Further increases are still possible between now and February, when Ofgem puts a final value to the cap, the firm points out.

As Britain enters a winter likely to see as many as 4.4 million homes facing stark ‘heat versus eat’ dilemmas, the regulator last month fired the starting gun on its consultative review of its price cap methodology.

Cornwall’s latest blacker-than-black prognosis is based on Ofgem’s current protocol.  The analysts says their forecasts’ pessimism reflects prevailing conditions, including

  • continuing supply chokepoints for electricity and gas pushing wholesale prices even beyond records seen at the start of October
  • geopolitical pressures affecting the European gas market, centring on Nord Stream 2
  • cold winter weather

Cornwall Insight’s current prediction for next winter’s 2022-23 default tariff price cap stands at around £2,240 per year.  But the firm concedes that number may change radically, before Ofgem formally announces it in August.

The year’s transfer of over 4 million customers of 26 failed suppliers under Supplier of Last Resort (SOLR) rules will also leave the nation’s energy users on the hook to the tune of £2.5bn, or around £90 per household, Cornwall Insight calculates.  That figure does not a further £2.4bn in costs of rescuing the biggest failure, Bulb.  For the latter, taxpayers are guaranteeing a £ 1.7 billion ‘turnaround’ loan.
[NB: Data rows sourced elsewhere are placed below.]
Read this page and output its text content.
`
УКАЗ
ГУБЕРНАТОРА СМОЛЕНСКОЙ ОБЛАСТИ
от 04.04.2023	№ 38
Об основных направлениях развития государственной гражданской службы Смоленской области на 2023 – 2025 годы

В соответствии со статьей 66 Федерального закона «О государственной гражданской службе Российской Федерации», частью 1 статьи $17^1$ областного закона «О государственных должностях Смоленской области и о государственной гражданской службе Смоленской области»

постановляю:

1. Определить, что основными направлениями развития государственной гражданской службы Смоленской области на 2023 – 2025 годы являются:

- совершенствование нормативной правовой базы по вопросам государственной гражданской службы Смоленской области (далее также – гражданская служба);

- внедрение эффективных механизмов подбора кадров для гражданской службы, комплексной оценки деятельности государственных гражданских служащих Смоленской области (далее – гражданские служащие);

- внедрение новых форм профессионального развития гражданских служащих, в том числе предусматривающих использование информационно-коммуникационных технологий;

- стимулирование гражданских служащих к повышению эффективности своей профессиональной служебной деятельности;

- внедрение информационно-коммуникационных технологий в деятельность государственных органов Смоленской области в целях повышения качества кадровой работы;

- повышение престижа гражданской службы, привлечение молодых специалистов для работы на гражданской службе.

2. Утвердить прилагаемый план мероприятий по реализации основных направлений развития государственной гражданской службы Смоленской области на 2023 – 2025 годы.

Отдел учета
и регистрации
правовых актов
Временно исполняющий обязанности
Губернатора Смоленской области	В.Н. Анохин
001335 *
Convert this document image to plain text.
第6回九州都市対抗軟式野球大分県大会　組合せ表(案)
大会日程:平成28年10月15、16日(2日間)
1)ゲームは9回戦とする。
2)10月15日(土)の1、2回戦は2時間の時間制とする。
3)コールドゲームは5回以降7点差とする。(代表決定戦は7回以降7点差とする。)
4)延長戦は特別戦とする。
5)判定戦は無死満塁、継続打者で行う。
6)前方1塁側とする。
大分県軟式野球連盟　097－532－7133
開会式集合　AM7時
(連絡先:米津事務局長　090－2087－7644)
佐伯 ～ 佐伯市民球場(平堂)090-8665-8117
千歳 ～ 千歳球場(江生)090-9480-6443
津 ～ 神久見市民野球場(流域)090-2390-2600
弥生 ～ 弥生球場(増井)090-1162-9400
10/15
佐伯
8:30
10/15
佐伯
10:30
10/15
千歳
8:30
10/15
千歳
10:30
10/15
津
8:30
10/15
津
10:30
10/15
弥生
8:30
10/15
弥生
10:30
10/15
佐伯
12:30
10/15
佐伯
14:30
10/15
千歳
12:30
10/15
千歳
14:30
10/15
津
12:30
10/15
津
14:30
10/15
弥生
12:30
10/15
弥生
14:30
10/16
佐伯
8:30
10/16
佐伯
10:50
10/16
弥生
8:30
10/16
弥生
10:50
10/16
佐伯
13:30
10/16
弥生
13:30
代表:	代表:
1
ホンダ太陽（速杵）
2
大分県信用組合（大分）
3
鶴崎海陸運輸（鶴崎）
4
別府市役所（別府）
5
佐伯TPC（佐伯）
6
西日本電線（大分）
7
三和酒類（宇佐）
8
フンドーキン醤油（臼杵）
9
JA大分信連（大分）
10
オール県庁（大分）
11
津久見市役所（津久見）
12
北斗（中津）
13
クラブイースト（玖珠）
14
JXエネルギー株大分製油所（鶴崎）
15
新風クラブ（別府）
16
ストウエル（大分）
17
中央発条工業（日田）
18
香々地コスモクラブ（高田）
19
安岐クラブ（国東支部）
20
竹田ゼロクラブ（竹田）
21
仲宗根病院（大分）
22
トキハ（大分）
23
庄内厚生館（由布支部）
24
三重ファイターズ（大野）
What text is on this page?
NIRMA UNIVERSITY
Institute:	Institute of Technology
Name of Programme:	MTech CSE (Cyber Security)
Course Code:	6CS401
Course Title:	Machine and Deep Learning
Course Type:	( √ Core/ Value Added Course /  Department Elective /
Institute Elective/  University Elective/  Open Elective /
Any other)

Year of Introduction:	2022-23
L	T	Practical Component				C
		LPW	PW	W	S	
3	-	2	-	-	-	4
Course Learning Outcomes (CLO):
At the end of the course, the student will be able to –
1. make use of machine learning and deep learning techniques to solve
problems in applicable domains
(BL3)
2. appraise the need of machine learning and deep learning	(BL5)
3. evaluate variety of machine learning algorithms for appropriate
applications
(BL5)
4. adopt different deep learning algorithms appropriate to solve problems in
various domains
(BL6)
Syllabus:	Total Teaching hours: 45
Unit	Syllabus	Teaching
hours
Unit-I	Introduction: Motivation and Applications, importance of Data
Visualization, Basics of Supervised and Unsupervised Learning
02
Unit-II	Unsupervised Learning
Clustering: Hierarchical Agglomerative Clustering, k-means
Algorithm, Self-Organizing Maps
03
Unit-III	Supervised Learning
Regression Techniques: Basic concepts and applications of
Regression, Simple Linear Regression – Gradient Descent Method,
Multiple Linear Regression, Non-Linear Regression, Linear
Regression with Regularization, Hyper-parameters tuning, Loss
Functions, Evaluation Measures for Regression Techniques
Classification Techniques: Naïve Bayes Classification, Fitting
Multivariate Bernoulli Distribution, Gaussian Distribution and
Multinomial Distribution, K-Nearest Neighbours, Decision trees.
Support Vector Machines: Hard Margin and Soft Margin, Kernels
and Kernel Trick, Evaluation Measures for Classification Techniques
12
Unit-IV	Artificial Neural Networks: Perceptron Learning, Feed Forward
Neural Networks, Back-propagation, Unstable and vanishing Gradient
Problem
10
“Based upon our assumption that those customers’ new suppliers will have had to purchase gas and electricity on the wholesale market to meet this new demand, the costs associated with these trades – compared to the wholesale cost element of Ofgem’s default tariff price cap – represent the lion’s share of this sum”, the analysts explain.

Dr Craig Lowrey, senior consultant for Cornwall Insight added: “With Ofgem examining a wide range of potential reforms to both the cap and the way in which the costs associated with supplier failures are recovered, we note that there is still a large amount of uncertainty relating to the level and structure of the cap”.

“However, with the energy supply sector still dealing with the exit of more than two dozen companies in a matter of weeks, the need to ensure resilience across the entire market is evident”.

Away from domestic customers managing new highs in energy costs, businesses too will face their own challenges without the protection of the default tariff price cap, the analysts conclude.